Monika Aberle sah fröhlicher aus, war aber ebenfalls nicht mehr die Jüngste. Blond gelocktes Haar, bereits die eine oder andere Falte im freundlichen Gesicht, sportlich, Kumpeltyp. Sympathisch, aber nicht die Frau, die Korber über die derzeitige Misere in seinem Liebesleben hinweghelfen konnte. Zumindest war das sein erster Eindruck.
»Nehmen Sie Frau Aberle bitte gleich in Ihren Unterricht mit, damit sie sich ein Bild machen kann, wie es bei uns so zugeht«, hörte Korber Marksteiner in seine Richtung sagen.
»Natürlich«, bekräftigte Korber und wagte ein Zwinkern in Richtung Monika Aberle. Zu seiner Erleichterung zwinkerte sie zurück.
Auf dem Weg in die Klasse machte er ihr ein Geständnis. »Ich hatte heute große Mühe, aus dem Bett zu kommen, weil wir gestern eine Feier hatten«, beichtete er. »Ich kann Sie nur bitten, mein spätes Kommen zu entschuldigen.«
»Deesch nedd schlemm«, beruhigte ihn Monika Aberle. »’s isch bloß bleed, dass ma am näggschdn Daag so frieh ähfanga muass. Ach, verzeihen Sie! Ich plappere Sie da auf Schwäbisch an! Ich meinte, das sei gar nicht schlimm. Es ist halt dumm, dass man am nächsten Tag gleich wieder zeitig mit der Arbeit beginnen muss.
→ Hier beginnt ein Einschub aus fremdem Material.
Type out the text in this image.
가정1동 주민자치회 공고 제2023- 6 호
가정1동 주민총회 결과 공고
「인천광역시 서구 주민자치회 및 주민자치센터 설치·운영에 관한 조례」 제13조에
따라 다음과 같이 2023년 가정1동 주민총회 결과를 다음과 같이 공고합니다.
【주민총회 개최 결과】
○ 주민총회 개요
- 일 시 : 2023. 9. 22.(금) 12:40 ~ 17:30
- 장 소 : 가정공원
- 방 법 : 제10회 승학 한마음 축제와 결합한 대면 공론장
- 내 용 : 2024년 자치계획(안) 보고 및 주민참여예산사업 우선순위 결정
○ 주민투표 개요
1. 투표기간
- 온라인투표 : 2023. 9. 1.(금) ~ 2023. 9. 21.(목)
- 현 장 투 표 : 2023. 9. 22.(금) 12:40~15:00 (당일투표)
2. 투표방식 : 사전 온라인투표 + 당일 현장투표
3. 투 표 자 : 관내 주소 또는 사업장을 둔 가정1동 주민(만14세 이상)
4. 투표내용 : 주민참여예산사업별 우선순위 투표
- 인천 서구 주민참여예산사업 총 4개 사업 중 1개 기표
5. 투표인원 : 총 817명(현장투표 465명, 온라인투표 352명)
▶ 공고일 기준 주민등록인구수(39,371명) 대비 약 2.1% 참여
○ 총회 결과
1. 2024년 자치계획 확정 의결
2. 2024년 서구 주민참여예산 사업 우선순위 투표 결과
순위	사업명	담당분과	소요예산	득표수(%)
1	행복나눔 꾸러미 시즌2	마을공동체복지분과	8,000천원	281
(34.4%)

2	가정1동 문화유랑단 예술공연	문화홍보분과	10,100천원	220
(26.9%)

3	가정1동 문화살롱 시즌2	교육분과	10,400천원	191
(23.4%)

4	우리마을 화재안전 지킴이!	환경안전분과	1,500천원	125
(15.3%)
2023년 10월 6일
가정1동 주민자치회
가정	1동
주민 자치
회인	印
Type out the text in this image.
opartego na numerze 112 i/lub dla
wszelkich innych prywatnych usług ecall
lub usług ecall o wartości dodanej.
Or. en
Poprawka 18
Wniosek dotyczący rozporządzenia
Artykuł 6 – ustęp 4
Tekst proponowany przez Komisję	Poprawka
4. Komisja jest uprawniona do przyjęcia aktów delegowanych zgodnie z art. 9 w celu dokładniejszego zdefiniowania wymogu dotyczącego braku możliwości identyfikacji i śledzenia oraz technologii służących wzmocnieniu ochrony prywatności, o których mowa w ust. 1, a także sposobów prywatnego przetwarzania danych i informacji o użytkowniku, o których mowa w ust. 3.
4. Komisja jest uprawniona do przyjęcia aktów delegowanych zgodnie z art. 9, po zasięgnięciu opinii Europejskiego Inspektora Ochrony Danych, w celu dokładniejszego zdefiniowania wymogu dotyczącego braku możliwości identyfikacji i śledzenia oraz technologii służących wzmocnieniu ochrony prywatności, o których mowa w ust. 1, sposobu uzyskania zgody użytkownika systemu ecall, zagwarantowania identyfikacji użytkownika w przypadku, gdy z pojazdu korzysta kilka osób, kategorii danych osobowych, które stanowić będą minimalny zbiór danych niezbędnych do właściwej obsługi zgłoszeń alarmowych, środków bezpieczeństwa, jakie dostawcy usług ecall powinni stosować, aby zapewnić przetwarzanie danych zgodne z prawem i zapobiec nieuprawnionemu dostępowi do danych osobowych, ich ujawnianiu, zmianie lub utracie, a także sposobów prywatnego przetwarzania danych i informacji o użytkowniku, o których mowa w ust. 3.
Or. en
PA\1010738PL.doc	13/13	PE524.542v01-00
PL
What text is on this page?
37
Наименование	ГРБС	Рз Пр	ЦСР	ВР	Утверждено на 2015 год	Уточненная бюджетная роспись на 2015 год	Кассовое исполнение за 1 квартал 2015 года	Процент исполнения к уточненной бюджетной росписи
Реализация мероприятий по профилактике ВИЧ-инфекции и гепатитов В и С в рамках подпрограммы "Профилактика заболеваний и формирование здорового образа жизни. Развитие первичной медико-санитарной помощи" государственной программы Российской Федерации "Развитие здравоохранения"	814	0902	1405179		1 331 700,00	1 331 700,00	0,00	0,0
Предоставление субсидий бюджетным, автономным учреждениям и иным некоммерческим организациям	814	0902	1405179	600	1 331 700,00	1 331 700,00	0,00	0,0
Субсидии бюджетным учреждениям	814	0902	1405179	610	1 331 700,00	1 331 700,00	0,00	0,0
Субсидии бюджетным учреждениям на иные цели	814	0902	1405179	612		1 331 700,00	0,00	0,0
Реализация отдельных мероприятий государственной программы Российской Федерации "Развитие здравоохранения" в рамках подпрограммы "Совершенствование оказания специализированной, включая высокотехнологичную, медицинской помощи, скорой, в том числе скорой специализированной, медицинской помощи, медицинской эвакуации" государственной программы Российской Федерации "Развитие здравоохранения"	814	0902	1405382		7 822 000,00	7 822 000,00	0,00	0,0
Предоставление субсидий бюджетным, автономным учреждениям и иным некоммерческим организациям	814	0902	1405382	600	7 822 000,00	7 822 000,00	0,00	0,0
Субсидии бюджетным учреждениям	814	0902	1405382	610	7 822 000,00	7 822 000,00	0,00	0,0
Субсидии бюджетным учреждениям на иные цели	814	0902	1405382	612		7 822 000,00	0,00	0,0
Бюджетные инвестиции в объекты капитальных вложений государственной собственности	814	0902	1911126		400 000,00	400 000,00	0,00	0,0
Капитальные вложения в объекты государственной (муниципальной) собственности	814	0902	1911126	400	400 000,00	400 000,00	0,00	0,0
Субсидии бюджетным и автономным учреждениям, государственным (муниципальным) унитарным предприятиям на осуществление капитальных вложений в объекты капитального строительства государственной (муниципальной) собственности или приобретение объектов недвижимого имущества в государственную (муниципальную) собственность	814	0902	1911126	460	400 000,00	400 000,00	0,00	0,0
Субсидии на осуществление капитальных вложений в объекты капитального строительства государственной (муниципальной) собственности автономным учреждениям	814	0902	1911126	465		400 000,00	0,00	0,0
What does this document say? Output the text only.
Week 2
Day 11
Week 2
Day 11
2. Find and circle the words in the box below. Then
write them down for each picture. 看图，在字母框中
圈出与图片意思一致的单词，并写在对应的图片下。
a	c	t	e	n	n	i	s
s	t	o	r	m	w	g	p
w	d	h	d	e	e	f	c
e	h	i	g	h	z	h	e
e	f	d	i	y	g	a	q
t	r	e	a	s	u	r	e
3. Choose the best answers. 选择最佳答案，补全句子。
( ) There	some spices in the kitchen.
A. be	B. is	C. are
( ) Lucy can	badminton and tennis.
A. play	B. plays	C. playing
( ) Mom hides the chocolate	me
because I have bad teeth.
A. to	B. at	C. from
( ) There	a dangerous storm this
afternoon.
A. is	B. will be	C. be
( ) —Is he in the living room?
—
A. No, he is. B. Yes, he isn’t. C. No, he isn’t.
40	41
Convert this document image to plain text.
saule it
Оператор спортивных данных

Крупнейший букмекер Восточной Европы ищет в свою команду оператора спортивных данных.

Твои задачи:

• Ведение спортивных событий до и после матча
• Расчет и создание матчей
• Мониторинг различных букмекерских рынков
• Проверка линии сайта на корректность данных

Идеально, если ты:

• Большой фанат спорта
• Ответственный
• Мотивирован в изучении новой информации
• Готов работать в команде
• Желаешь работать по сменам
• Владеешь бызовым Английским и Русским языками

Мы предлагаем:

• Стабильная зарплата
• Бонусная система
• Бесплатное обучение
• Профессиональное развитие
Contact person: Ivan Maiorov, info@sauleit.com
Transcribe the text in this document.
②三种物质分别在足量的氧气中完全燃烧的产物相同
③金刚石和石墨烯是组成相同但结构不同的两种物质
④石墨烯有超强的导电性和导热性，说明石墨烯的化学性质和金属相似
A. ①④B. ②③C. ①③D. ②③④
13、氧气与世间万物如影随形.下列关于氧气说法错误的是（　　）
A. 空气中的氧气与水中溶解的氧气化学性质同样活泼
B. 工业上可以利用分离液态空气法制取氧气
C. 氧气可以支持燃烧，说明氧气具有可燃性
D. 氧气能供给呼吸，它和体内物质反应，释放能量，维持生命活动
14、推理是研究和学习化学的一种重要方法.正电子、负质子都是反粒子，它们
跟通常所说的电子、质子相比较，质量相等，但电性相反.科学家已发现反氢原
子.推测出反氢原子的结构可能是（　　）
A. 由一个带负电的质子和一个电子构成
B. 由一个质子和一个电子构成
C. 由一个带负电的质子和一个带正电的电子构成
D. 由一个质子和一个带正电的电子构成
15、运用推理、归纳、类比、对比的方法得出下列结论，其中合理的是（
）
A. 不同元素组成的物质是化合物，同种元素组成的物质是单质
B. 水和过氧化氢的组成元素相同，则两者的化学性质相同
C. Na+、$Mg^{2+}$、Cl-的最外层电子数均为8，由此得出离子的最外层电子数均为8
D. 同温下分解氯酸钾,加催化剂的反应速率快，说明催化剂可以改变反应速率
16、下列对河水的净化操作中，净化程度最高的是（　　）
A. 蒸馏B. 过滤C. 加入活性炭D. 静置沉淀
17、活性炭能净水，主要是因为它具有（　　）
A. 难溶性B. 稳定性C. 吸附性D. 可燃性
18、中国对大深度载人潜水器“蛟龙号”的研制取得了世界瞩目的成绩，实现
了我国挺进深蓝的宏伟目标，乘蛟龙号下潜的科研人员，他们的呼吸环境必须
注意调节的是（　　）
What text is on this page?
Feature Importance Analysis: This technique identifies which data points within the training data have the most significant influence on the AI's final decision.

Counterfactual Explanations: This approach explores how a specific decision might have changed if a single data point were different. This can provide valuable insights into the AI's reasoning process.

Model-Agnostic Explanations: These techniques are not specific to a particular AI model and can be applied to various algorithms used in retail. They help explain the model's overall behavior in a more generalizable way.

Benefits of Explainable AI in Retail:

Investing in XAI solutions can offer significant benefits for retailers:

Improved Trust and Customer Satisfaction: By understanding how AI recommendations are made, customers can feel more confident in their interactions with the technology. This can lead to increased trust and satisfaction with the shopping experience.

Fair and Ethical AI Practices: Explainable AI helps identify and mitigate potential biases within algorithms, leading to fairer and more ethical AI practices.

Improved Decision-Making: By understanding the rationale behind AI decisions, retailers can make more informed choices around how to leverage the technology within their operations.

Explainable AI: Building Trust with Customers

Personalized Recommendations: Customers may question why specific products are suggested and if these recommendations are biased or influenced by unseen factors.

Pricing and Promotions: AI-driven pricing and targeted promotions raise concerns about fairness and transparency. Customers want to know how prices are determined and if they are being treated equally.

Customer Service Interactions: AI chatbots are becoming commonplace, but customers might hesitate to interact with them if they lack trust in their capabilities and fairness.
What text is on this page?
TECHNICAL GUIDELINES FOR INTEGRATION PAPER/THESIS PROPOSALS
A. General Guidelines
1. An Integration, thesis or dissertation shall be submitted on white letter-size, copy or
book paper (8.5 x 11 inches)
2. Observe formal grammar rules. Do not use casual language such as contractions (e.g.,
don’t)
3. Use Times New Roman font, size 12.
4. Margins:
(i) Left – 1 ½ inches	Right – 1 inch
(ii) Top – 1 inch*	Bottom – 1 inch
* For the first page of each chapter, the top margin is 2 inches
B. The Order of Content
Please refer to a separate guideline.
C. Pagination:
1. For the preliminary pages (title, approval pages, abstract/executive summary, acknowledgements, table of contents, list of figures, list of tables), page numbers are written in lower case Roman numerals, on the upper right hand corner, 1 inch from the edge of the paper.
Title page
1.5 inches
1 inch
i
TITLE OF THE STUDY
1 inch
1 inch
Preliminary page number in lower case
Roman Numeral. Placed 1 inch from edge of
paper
Kenne ich von mir selbst.«
»Scho rächd«, lächelte Korber sie an. »Ich habe ein Jahr in Heidelberg studiert. Ein bisschen was bekomme ich von der Sprache schon noch mit.«
»Vielleicht reden wir zur Sicherheit doch lieber in unserem Lehrerhochdeutsch miteinander, damit es keine Verständigungsschwierigkeiten gibt«, schlug Monika vor. »Und jetzt freue ich mich schon auf Ihren Unterricht!«
Nett ist sie auf jeden Fall, die Besucherin aus Heidelberg, dachte Korber. Ausgesprochen nett!